Following program would state my doubt clearly I think,so I posted the program:
#include <stdio.h>
int main() {
int a[]={1,2,3,4,5};
if(&a[0] == a)
printf("Address of first element of an array is same as the value of array identifier\n");
if(&a == a)
printf("How can a value and address of an identifier be same?!");
return 0;
}
This is the link to output: http://ideone.com/KRiK0
When it is not the subject of the sizeof or unary & operators, an array evaluates to a (non-lvalue) pointer to its first element.
So &a is the address of the array a, and a evaluates to the address of the first element in the array, a[0].
That the address of the array and the address of the first element in the array are the same is not surprising (that is, they point to the same location even though they have different types); the same is true of structs as well. Given:
struct {
int x;
int y;
} s;
Then &s and &s.x point to the same location (but have different types). If converted to void * they will compare equal.
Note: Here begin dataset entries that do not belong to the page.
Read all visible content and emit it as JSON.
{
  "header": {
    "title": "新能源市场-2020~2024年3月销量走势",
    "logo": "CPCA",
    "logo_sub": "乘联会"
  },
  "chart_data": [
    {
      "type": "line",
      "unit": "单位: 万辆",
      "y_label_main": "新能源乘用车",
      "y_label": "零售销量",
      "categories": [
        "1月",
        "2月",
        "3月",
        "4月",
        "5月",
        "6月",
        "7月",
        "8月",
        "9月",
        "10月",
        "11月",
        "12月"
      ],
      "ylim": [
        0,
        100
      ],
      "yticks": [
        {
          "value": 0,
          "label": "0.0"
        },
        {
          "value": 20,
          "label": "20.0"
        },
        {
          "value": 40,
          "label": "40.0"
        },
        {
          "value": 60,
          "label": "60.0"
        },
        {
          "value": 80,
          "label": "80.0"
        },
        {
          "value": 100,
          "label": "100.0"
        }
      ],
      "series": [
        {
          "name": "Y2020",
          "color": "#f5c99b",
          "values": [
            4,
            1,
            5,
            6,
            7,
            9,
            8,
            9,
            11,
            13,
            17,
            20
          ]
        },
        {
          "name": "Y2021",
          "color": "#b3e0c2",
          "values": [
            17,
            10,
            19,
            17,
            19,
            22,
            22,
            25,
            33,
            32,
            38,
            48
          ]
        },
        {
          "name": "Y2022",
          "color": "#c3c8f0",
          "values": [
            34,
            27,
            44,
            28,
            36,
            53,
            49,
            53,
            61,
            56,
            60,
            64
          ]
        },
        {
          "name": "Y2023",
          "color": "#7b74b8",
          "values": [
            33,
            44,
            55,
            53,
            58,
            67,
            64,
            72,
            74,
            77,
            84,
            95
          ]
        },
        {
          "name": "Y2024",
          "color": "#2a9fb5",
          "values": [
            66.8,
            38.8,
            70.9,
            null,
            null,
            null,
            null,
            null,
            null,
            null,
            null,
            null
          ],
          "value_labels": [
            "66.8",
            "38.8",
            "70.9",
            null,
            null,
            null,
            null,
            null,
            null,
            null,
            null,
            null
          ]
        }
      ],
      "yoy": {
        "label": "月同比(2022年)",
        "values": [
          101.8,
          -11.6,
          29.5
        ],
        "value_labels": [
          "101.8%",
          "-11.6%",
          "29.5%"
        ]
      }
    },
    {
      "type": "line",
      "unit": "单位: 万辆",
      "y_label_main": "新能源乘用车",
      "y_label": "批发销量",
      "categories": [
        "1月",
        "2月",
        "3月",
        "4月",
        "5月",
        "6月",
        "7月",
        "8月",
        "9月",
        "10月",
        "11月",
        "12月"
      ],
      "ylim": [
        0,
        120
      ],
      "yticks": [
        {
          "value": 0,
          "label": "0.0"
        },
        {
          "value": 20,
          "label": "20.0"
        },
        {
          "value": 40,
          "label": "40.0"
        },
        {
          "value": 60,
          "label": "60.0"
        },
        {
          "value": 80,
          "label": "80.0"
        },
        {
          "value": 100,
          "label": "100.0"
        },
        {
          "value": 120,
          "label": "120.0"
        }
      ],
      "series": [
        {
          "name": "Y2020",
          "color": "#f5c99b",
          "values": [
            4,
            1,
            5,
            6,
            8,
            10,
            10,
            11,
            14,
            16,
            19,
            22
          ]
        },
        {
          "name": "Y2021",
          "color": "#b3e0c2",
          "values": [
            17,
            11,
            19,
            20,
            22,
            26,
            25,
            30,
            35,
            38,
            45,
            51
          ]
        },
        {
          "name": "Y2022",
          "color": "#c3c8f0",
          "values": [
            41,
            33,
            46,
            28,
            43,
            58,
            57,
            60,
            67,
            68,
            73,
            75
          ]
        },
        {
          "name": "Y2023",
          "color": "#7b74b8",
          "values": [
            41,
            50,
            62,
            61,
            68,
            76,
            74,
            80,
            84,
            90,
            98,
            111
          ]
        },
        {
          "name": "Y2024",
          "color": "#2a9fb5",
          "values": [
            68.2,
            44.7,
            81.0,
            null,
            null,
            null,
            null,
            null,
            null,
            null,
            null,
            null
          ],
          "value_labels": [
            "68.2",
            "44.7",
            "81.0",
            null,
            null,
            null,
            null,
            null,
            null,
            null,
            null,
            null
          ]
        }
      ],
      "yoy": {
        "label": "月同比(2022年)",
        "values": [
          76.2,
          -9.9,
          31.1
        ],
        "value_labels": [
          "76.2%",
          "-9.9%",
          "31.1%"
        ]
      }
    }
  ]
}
This is exactly analogous with &a and &a[0] (and consequently just a).
a does not store the address of a[0] - a "stores" the entire array contents. a evaluates to the address of a[0] when you use it in almost all contexts.C++ has an implicit conversion between an array reference and a pointer. This has been asked many times before, see for example this SO question.
In C, you can get away with comparing two different types of pointers, but your compiler should give you a warning.
If I get your question right. Your int a[]={1,2,3,4,5}; I believe only stores the address of element 0 so putting this if(&a[0] == a)
is probably not required. The c string theory states that an array identifier without the bracket is the address of the first element of the characters. "a" is not defined in the program. it would probably give you a stack error. I would write it this way if(&a == a[]){printf("------"); this would only compare the address of the pointer to the address of the first element of the array.